Itu sebabnya ia sangat terperanjat ketika mengetahui bahwa kesimpulan yang akan ditulisnya dalam bukunya itu ternyata sama dengan yang dibuat oleh Wallace, suatu kebetulan atau koinsidensi.
Meskipun keduanya tidak saling mengenal dan masing-masing bekerja terpisah dalam jarak hampir separuh keliling bumi.
Pertanyaannya adalah, bersediakah Darwin yang telah mempunyai nama besar itu tiba-tiba disalip atau didahului oleh seorang muda, Wallace, pendatang baru yang selama ini tidak dikenal dalam lingkar elit ilmuwan Inggeris, apalagi Wallace bukan pula berasal dari keluarga dengan status sosial yang terpandang?
Disini tampak ada kemungkinan “rekayasa” di kalangan para elit ilmuwan di Inggeris untuk menepikan Wallace, dan lebih dulu menyelamatkan muka Darwin.
Atas desakan kuat tokoh ilmuwan besar Charles Lyell (geologist) dan Joseph Hooker (botanist), Darwin buru- buru menyelesaikan ringkasan bukunya yang kemudian dibacakan dalam sidang yang terkenal di forum Linnaean Society di London, tanggal 1 Juli 1858.
Tanpa sepengetahuan Wallace, makalahnya yang dikenal sebagai “Ternate Paper” dibacakan juga dalam forum itu sekedar untuk melengkapi presentasi Darwin. Itu pun judulnya telah diubah tanpa sepengetahuan penulisnya.
Di lain pihak, Wallace juga tak tahu kalau “Ternate Paper”-nya sudah dibacakan dalam sidang yang sangat bergengsi di Linnaean Society, sampai beberapa bulan kemudian.
Pada hari makalahnya dibacakan di Linnaean Society di London, Wallace malah masih sedang mengejar kupu-kupu di belantara Manokwari, Papua.

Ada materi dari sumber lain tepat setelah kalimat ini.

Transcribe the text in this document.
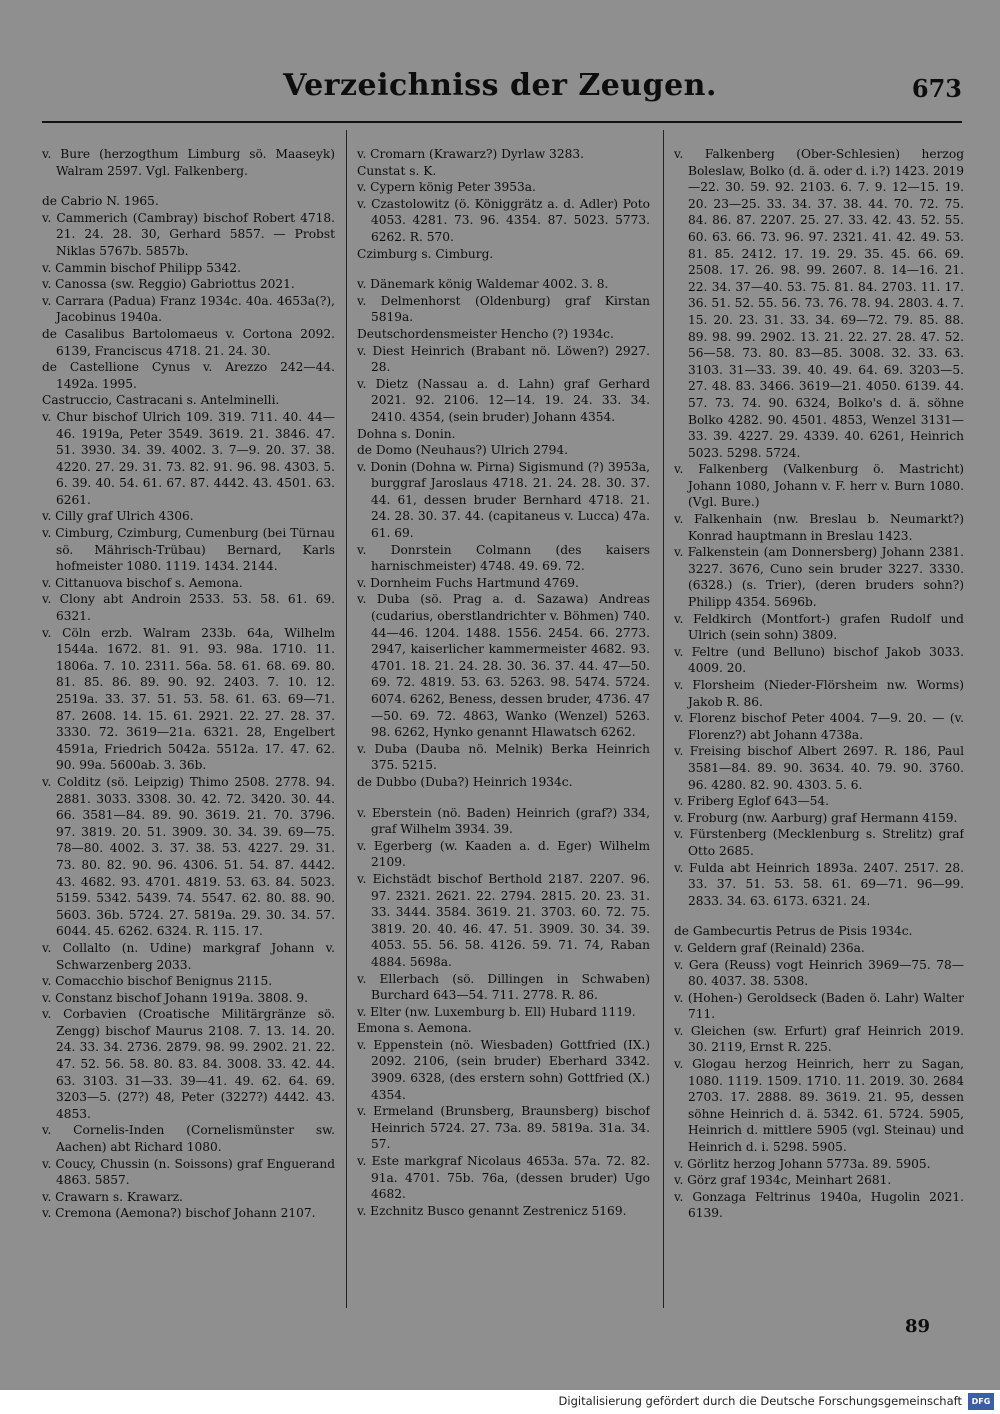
Verzeichniss der Zeugen.	673

v. Bure (herzogthum Limburg sö. Maaseyk) Walram 2597. Vgl. Falkenberg.

de Cabrio N. 1965.

v. Cammerich (Cambray) bischof Robert 4718. 21. 24. 28. 30, Gerhard 5857. — Probst Niklas 5767b. 5857b.

v. Cammin bischof Philipp 5342.

v. Canossa (sw. Reggio) Gabriottus 2021.

v. Carrara (Padua) Franz 1934c. 40a. 4653a(?), Jacobinus 1940a.

de Casalibus Bartolomaeus v. Cortona 2092. 6139, Franciscus 4718. 21. 24. 30.

de Castellione Cynus v. Arezzo 242—44. 1492a. 1995.

Castruccio, Castracani s. Antelminelli.

v. Chur bischof Ulrich 109. 319. 711. 40. 44—46. 1919a, Peter 3549. 3619. 21. 3846. 47. 51. 3930. 34. 39. 4002. 3. 7—9. 20. 37. 38. 4220. 27. 29. 31. 73. 82. 91. 96. 98. 4303. 5. 6. 39. 40. 54. 61. 67. 87. 4442. 43. 4501. 63. 6261.

v. Cilly graf Ulrich 4306.

v. Cimburg, Czimburg, Cumenburg (bei Türnau sö. Mährisch-Trübau) Bernard, Karls hofmeister 1080. 1119. 1434. 2144.

v. Cittanuova bischof s. Aemona.

v. Clony abt Androin 2533. 53. 58. 61. 69. 6321.

v. Cöln erzb. Walram 233b. 64a, Wilhelm 1544a. 1672. 81. 91. 93. 98a. 1710. 11. 1806a. 7. 10. 2311. 56a. 58. 61. 68. 69. 80. 81. 85. 86. 89. 90. 92. 2403. 7. 10. 12. 2519a. 33. 37. 51. 53. 58. 61. 63. 69—71. 87. 2608. 14. 15. 61. 2921. 22. 27. 28. 37. 3330. 72. 3619—21a. 6321. 28, Engelbert 4591a, Friedrich 5042a. 5512a. 17. 47. 62. 90. 99a. 5600ab. 3. 36b.

v. Colditz (sö. Leipzig) Thimo 2508. 2778. 94. 2881. 3033. 3308. 30. 42. 72. 3420. 30. 44. 66. 3581—84. 89. 90. 3619. 21. 70. 3796. 97. 3819. 20. 51. 3909. 30. 34. 39. 69—75. 78—80. 4002. 3. 37. 38. 53. 4227. 29. 31. 73. 80. 82. 90. 96. 4306. 51. 54. 87. 4442. 43. 4682. 93. 4701. 4819. 53. 63. 84. 5023. 5159. 5342. 5439. 74. 5547. 62. 80. 88. 90. 5603. 36b. 5724. 27. 5819a. 29. 30. 34. 57. 6044. 45. 6262. 6324. R. 115. 17.

v. Collalto (n. Udine) markgraf Johann v. Schwarzenberg 2033.

v. Comacchio bischof Benignus 2115.

v. Constanz bischof Johann 1919a. 3808. 9.

v. Corbavien (Croatische Militärgränze sö. Zengg) bischof Maurus 2108. 7. 13. 14. 20. 24. 33. 34. 2736. 2879. 98. 99. 2902. 21. 22. 47. 52. 56. 58. 80. 83. 84. 3008. 33. 42. 44. 63. 3103. 31—33. 39—41. 49. 62. 64. 69. 3203—5. (27?) 48, Peter (3227?) 4442. 43. 4853.

v. Cornelis-Inden (Cornelismünster sw. Aachen) abt Richard 1080.

v. Coucy, Chussin (n. Soissons) graf Enguerand 4863. 5857.

v. Crawarn s. Krawarz.

v. Cremona (Aemona?) bischof Johann 2107.

v. Cromarn (Krawarz?) Dyrlaw 3283.

Cunstat s. K.

v. Cypern könig Peter 3953a.

v. Czastolowitz (ö. Königgrätz a. d. Adler) Poto 4053. 4281. 73. 96. 4354. 87. 5023. 5773. 6262. R. 570.

Czimburg s. Cimburg.

v. Dänemark könig Waldemar 4002. 3. 8.

v. Delmenhorst (Oldenburg) graf Kirstan 5819a.

Deutschordensmeister Hencho (?) 1934c.

v. Diest Heinrich (Brabant nö. Löwen?) 2927. 28.

v. Dietz (Nassau a. d. Lahn) graf Gerhard 2021. 92. 2106. 12—14. 19. 24. 33. 34. 2410. 4354, (sein bruder) Johann 4354.

Dohna s. Donin.

de Domo (Neuhaus?) Ulrich 2794.

v. Donin (Dohna w. Pirna) Sigismund (?) 3953a, burggraf Jaroslaus 4718. 21. 24. 28. 30. 37. 44. 61, dessen bruder Bernhard 4718. 21. 24. 28. 30. 37. 44. (capitaneus v. Lucca) 47a. 61. 69.

v. Donrstein Colmann (des kaisers harnischmeister) 4748. 49. 69. 72.

v. Dornheim Fuchs Hartmund 4769.

v. Duba (sö. Prag a. d. Sazawa) Andreas (cudarius, oberstlandrichter v. Böhmen) 740. 44—46. 1204. 1488. 1556. 2454. 66. 2773. 2947, kaiserlicher kammermeister 4682. 93. 4701. 18. 21. 24. 28. 30. 36. 37. 44. 47—50. 69. 72. 4819. 53. 63. 5263. 98. 5474. 5724. 6074. 6262, Beness, dessen bruder, 4736. 47—50. 69. 72. 4863, Wanko (Wenzel) 5263. 98. 6262, Hynko genannt Hlawatsch 6262.

v. Duba (Dauba nö. Melnik) Berka Heinrich 375. 5215.

de Dubbo (Duba?) Heinrich 1934c.

v. Eberstein (nö. Baden) Heinrich (graf?) 334, graf Wilhelm 3934. 39.

v. Egerberg (w. Kaaden a. d. Eger) Wilhelm 2109.

v. Eichstädt bischof Berthold 2187. 2207. 96. 97. 2321. 2621. 22. 2794. 2815. 20. 23. 31. 33. 3444. 3584. 3619. 21. 3703. 60. 72. 75. 3819. 20. 40. 46. 47. 51. 3909. 30. 34. 39. 4053. 55. 56. 58. 4126. 59. 71. 74, Raban 4884. 5698a.

v. Ellerbach (sö. Dillingen in Schwaben) Burchard 643—54. 711. 2778. R. 86.

v. Elter (nw. Luxemburg b. Ell) Hubard 1119.

Emona s. Aemona.

v. Eppenstein (nö. Wiesbaden) Gottfried (IX.) 2092. 2106, (sein bruder) Eberhard 3342. 3909. 6328, (des erstern sohn) Gottfried (X.) 4354.

v. Ermeland (Brunsberg, Braunsberg) bischof Heinrich 5724. 27. 73a. 89. 5819a. 31a. 34. 57.

v. Este markgraf Nicolaus 4653a. 57a. 72. 82. 91a. 4701. 75b. 76a, (dessen bruder) Ugo 4682.

v. Ezchnitz Busco genannt Zestrenicz 5169.

v. Falkenberg (Ober-Schlesien) herzog Boleslaw, Bolko (d. ä. oder d. i.?) 1423. 2019—22. 30. 59. 92. 2103. 6. 7. 9. 12—15. 19. 20. 23—25. 33. 34. 37. 38. 44. 70. 72. 75. 84. 86. 87. 2207. 25. 27. 33. 42. 43. 52. 55. 60. 63. 66. 73. 96. 97. 2321. 41. 42. 49. 53. 81. 85. 2412. 17. 19. 29. 35. 45. 66. 69. 2508. 17. 26. 98. 99. 2607. 8. 14—16. 21. 22. 34. 37—40. 53. 75. 81. 84. 2703. 11. 17. 36. 51. 52. 55. 56. 73. 76. 78. 94. 2803. 4. 7. 15. 20. 23. 31. 33. 34. 69—72. 79. 85. 88. 89. 98. 99. 2902. 13. 21. 22. 27. 28. 47. 52. 56—58. 73. 80. 83—85. 3008. 32. 33. 63. 3103. 31—33. 39. 40. 49. 64. 69. 3203—5. 27. 48. 83. 3466. 3619—21. 4050. 6139. 44. 57. 73. 74. 90. 6324, Bolko's d. ä. söhne Bolko 4282. 90. 4501. 4853, Wenzel 3131—33. 39. 4227. 29. 4339. 40. 6261, Heinrich 5023. 5298. 5724.

v. Falkenberg (Valkenburg ö. Mastricht) Johann 1080, Johann v. F. herr v. Burn 1080. (Vgl. Bure.)

v. Falkenhain (nw. Breslau b. Neumarkt?) Konrad hauptmann in Breslau 1423.

v. Falkenstein (am Donnersberg) Johann 2381. 3227. 3676, Cuno sein bruder 3227. 3330. (6328.) (s. Trier), (deren bruders sohn?) Philipp 4354. 5696b.

v. Feldkirch (Montfort-) grafen Rudolf und Ulrich (sein sohn) 3809.

v. Feltre (und Belluno) bischof Jakob 3033. 4009. 20.

v. Florsheim (Nieder-Flörsheim nw. Worms) Jakob R. 86.

v. Florenz bischof Peter 4004. 7—9. 20. — (v. Florenz?) abt Johann 4738a.

v. Freising bischof Albert 2697. R. 186, Paul 3581—84. 89. 90. 3634. 40. 79. 90. 3760. 96. 4280. 82. 90. 4303. 5. 6.

v. Friberg Eglof 643—54.

v. Froburg (nw. Aarburg) graf Hermann 4159.

v. Fürstenberg (Mecklenburg s. Strelitz) graf Otto 2685.

v. Fulda abt Heinrich 1893a. 2407. 2517. 28. 33. 37. 51. 53. 58. 61. 69—71. 96—99. 2833. 34. 63. 6173. 6321. 24.

de Gambecurtis Petrus de Pisis 1934c.

v. Geldern graf (Reinald) 236a.

v. Gera (Reuss) vogt Heinrich 3969—75. 78—80. 4037. 38. 5308.

v. (Hohen-) Geroldseck (Baden ö. Lahr) Walter 711.

v. Gleichen (sw. Erfurt) graf Heinrich 2019. 30. 2119, Ernst R. 225.

v. Glogau herzog Heinrich, herr zu Sagan, 1080. 1119. 1509. 1710. 11. 2019. 30. 2684 2703. 17. 2888. 89. 3619. 21. 95, dessen söhne Heinrich d. ä. 5342. 61. 5724. 5905, Heinrich d. mittlere 5905 (vgl. Steinau) und Heinrich d. i. 5298. 5905.

v. Görlitz herzog Johann 5773a. 89. 5905.

v. Görz graf 1934c, Meinhart 2681.

v. Gonzaga Feltrinus 1940a, Hugolin 2021. 6139.

89
Digitalisierung gefördert durch die Deutsche Forschungsgemeinschaft	DFG
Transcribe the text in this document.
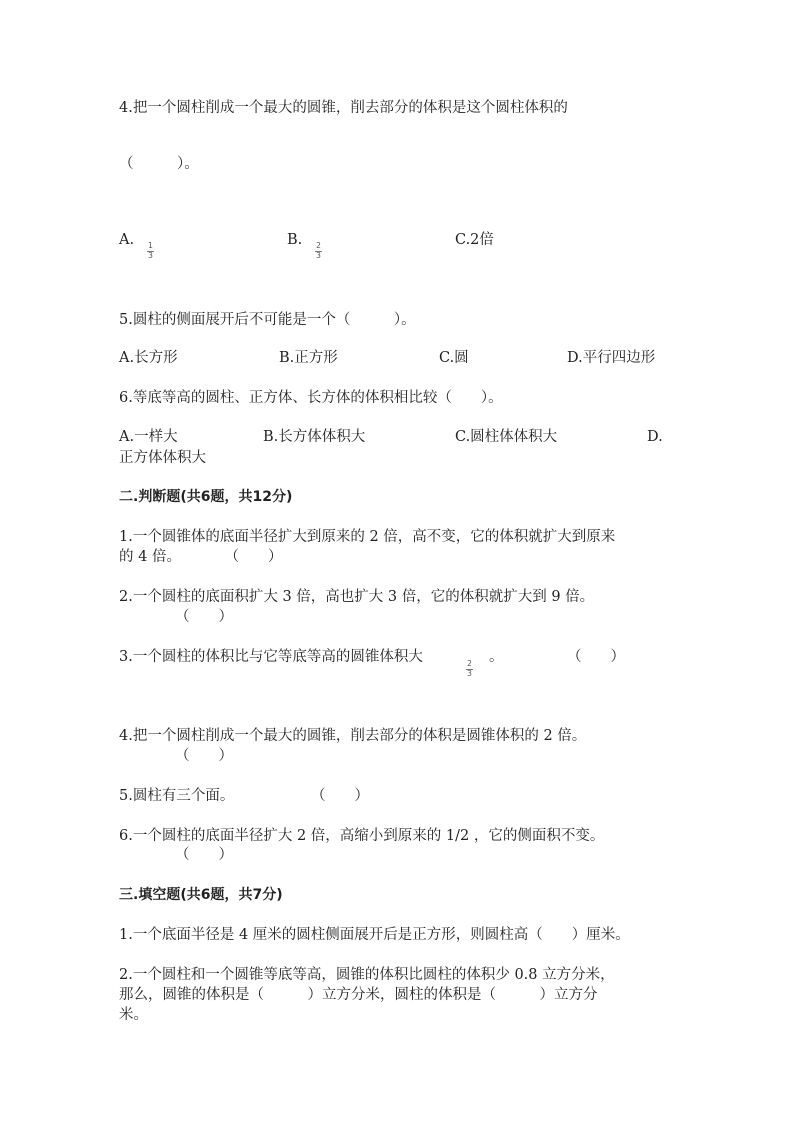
4.把一个圆柱削成一个最大的圆锥，削去部分的体积是这个圆柱体积的
（　　　）。
A. 1
3
B. 2
3
C.2倍
5.圆柱的侧面展开后不可能是一个（　　　）。
A.长方形	B.正方形	C.圆	D.平行四边形
6.等底等高的圆柱、正方体、长方体的体积相比较（　　）。
A.一样大	B.长方体体积大	C.圆柱体体积大	D.
正方体体积大
二.判断题(共6题，共12分)
1.一个圆锥体的底面半径扩大到原来的 2 倍，高不变，它的体积就扩大到原来
的 4 倍。　　　　（　　）
2.一个圆柱的底面积扩大 3 倍，高也扩大 3 倍，它的体积就扩大到 9 倍。
（　　）
3.一个圆柱的体积比与它等底等高的圆锥体积大	2
3
。	（　　）
4.把一个圆柱削成一个最大的圆锥，削去部分的体积是圆锥体积的 2 倍。
（　　）
5.圆柱有三个面。	（　　）
6.一个圆柱的底面半径扩大 2 倍，高缩小到原来的 1/2 ，它的侧面积不变。
（　　）
三.填空题(共6题，共7分)
1.一个底面半径是 4 厘米的圆柱侧面展开后是正方形，则圆柱高（　　）厘米。
2.一个圆柱和一个圆锥等底等高，圆锥的体积比圆柱的体积少 0.8 立方分米，
那么，圆锥的体积是（　　　）立方分米，圆柱的体积是（　　　）立方分
米。
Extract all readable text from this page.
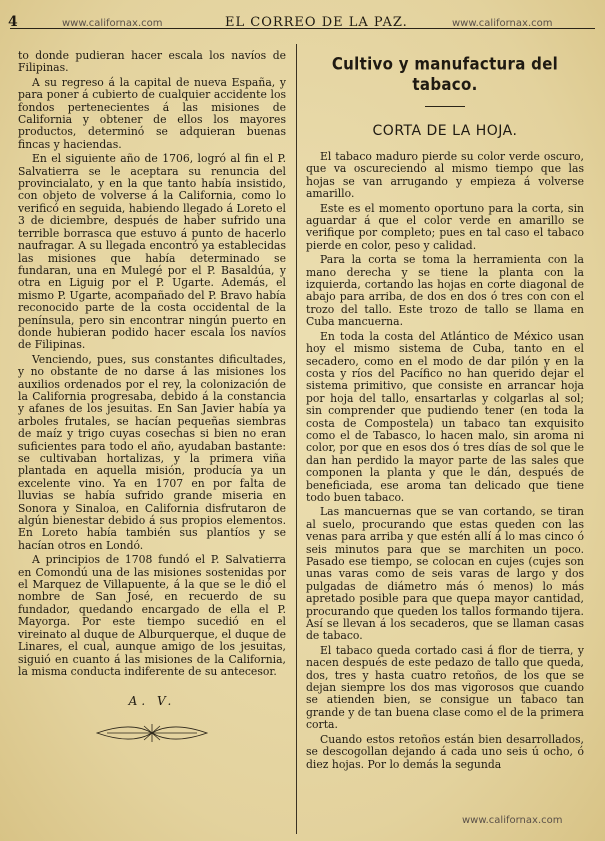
4	www.californax.com	EL CORREO DE LA PAZ.	www.californax.com

to donde pudieran hacer escala los navíos de Filipinas.

A su regreso á la capital de nueva España, y para poner á cubierto de cualquier accidente los fondos pertenecientes á las misiones de California y obtener de ellos los mayores productos, determinó se adquieran buenas fincas y haciendas.

En el siguiente año de 1706, logró al fin el P. Salvatierra se le aceptara su renuncia del provincialato, y en la que tanto había insistido, con objeto de volverse á la California, como lo verificó en seguida, habiendo llegado á Loreto el 3 de diciembre, después de haber sufrido una terrible borrasca que estuvo á punto de hacerlo naufragar. A su llegada encontró ya establecidas las misiones que había determinado se fundaran, una en Mulegé por el P. Basaldúa, y otra en Liguig por el P. Ugarte. Además, el mismo P. Ugarte, acompañado del P. Bravo había reconocido parte de la costa occidental de la península, pero sin encontrar ningún puerto en donde hubieran podido hacer escala los navíos de Filipinas.

Venciendo, pues, sus constantes dificultades, y no obstante de no darse á las misiones los auxilios ordenados por el rey, la colonización de la California progresaba, debido á la constancia y afanes de los jesuitas. En San Javier había ya arboles frutales, se hacían pequeñas siembras de maíz y trigo cuyas cosechas si bien no eran suficientes para todo el año, ayudaban bastante: se cultivaban hortalizas, y la primera viña plantada en aquella misión, producía ya un excelente vino. Ya en 1707 en por falta de lluvias se había sufrido grande miseria en Sonora y Sinaloa, en California disfrutaron de algún bienestar debido á sus propios elementos. En Loreto había también sus plantíos y se hacían otros en Londó.

A principios de 1708 fundó el P. Salvatierra en Comondú una de las misiones sostenidas por el Marquez de Villapuente, á la que se le dió el nombre de San José, en recuerdo de su fundador, quedando encargado de ella el P. Mayorga. Por este tiempo sucedió en el vireinato al duque de Alburquerque, el duque de Linares, el cual, aunque amigo de los jesuitas, siguió en cuanto á las misiones de la California, la misma conducta indiferente de su antecesor.

A. V.
Cultivo y manufactura del tabaco.
CORTA DE LA HOJA.

El tabaco maduro pierde su color verde oscuro, que va oscureciendo al mismo tiempo que las hojas se van arrugando y empieza á volverse amarillo.

Este es el momento oportuno para la corta, sin aguardar á que el color verde en amarillo se verifique por completo; pues en tal caso el tabaco pierde en color, peso y calidad.

Para la corta se toma la herramienta con la mano derecha y se tiene la planta con la izquierda, cortando las hojas en corte diagonal de abajo para arriba, de dos en dos ó tres con con el trozo del tallo. Este trozo de tallo se llama en Cuba mancuerna.

En toda la costa del Atlántico de México usan hoy el mismo sistema de Cuba, tanto en el secadero, como en el modo de dar pilón y en la costa y ríos del Pacífico no han querido dejar el sistema primitivo, que consiste en arrancar hoja por hoja del tallo, ensartarlas y colgarlas al sol; sin comprender que pudiendo tener (en toda la costa de Compostela) un tabaco tan exquisito como el de Tabasco, lo hacen malo, sin aroma ni color, por que en esos dos ó tres días de sol que le dan han perdido la mayor parte de las sales que componen la planta y que le dán, después de beneficiada, ese aroma tan delicado que tiene todo buen tabaco.

Las mancuernas que se van cortando, se tiran al suelo, procurando que estas queden con las venas para arriba y que estén allí á lo mas cinco ó seis minutos para que se marchiten un poco. Pasado ese tiempo, se colocan en cujes (cujes son unas varas como de seis varas de largo y dos pulgadas de diámetro más ó menos) lo más apretado posible para que quepa mayor cantidad, procurando que queden los tallos formando tijera. Así se llevan á los secaderos, que se llaman casas de tabaco.

El tabaco queda cortado casi á flor de tierra, y nacen después de este pedazo de tallo que queda, dos, tres y hasta cuatro retoños, de los que se dejan siempre los dos mas vigorosos que cuando se atienden bien, se consigue un tabaco tan grande y de tan buena clase como el de la primera corta.

Cuando estos retoños están bien desarrollados, se descogollan dejando á cada uno seis ú ocho, ó diez hojas. Por lo demás la segunda

www.californax.com
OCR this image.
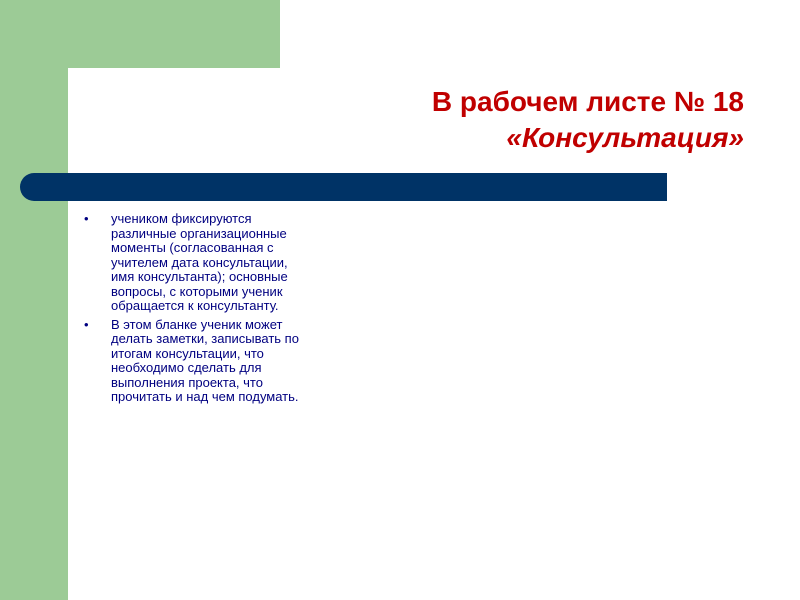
В рабочем листе № 18
«Консультация»
• учеником фиксируются различные организационные моменты (согласованная с учителем дата консультации, имя консультанта); основные вопросы, с которыми ученик обращается к консультанту.
• В этом бланке ученик может делать заметки, записывать по итогам консультации, что необходимо сделать для выполнения проекта, что прочитать и над чем подумать.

Setahun kemudian (1859) barulah karya monumental Darwin “The origin of species” diterbitkan.
Wallace sendiri, menyadari posisinya, tidak merasa sakit hati pada Darwin. Ia malah merasa ada hikmahnya bahwa namanya ikut terbawa oleh Darwin. Siapa pula yang akan mendengarkannya sebagai seorang pemula dalam lingkar ilmuwan, dibandingkan dengan sosok Darwin yang namanya telah benderang bagai matahari?